Está claro para mim agora que a qualidade de vida depende de um mínimo de condição de atender simultaneamente a vários tipos de necessidades. Algumas são OBJETIVAS, no sentido de que dependem de objetos externos. Incluem coisas como ar, água, alimento, cuidados médicos. Igualmente reais e tão importantes quanto as realidades objetivas são as realidades INTRASUBJETIVAS, que dependem da história e inclinações pessoais de cada indivíduo, e as realidade INTERSUBJETIVAS, que tratam dos relacionamentos culturais e sociais e só podem ser expressas por meio de algum tipo de linguagem negociada, porque sempre dependem de trocas de conteúdos simbólicos.
É claro que há uma relação entre as realidades e necessidades objetivas e subjetivas. Há uma lamentável tendência a querer acreditar que alguma das três categorias é inerentemente mais nobre do que alguma das outras duas, ou mesmo que alguma das três é sombra ou consequência automática de alguma outra. Pensar assim é um equívoco.
A realidade parece mostrar que, muito pelo contrário, todas ou quase todas as mazelas que podemos encontrar são em última análise resultado de um desequilíbrio entre nossas situações objetivas e subjetivas.

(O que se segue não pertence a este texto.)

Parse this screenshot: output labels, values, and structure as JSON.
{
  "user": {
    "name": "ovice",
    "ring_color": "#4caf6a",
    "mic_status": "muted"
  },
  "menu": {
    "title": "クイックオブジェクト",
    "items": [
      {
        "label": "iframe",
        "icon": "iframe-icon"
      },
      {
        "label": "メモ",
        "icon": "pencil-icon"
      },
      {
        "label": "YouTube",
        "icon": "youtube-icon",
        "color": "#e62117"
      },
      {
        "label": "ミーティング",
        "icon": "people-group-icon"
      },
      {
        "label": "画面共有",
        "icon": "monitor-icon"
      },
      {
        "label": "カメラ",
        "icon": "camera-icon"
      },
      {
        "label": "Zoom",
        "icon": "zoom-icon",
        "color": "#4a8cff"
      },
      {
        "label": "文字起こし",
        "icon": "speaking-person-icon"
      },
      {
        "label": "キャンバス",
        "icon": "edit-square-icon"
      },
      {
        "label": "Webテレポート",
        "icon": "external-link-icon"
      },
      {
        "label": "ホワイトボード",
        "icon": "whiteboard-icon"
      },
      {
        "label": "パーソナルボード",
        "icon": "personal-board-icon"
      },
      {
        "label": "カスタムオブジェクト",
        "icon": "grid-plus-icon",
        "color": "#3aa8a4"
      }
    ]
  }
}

É preciso ter uma infra-estrutura física e material bem cuidada; é preciso ter uma noção clara e bem cuidada de quem exatamente somos em nossos íntimos, bem como de quem queremos um dia vir a ser; simultaneamente, é igualmente necessário ter uma noção clara e bem cuidada de quais são os nossos papéis nas vidas uns dos outros, de que forma esses papéis mudam, e quais são as consequências sobre nossas vidas. Quando essas três linhas de desenvolvimento pessoal estão muito distantes entre si, o resultado é uma série de problemas, patologias e traumas.
Especificamente, suspeito que muitas psicopatologias menos auto-evidentes são resultado de um desencontro mais intenso entre as situações intrasubjetivas e intersubjetivas. Estou pensando especificamente nas personalidades com distúrbios borderline (também chamados de fronteiriços ou limítrofes) que tendem a ficar paralisadas de medo e confusão diante da necessidade de se expressar, porque seu desenvolvimento intersubjetivo é atrofiado ou distorcido; e também nos distúrbios bipolares, que tem oscilação exagerada nos seus conteúdos intrasubjetivos, possivelmente porque tentam nessas oscilações alcançar pelo menos momentaneamente um equilíbrio harmonioso com os seus papéis intersubjetivos.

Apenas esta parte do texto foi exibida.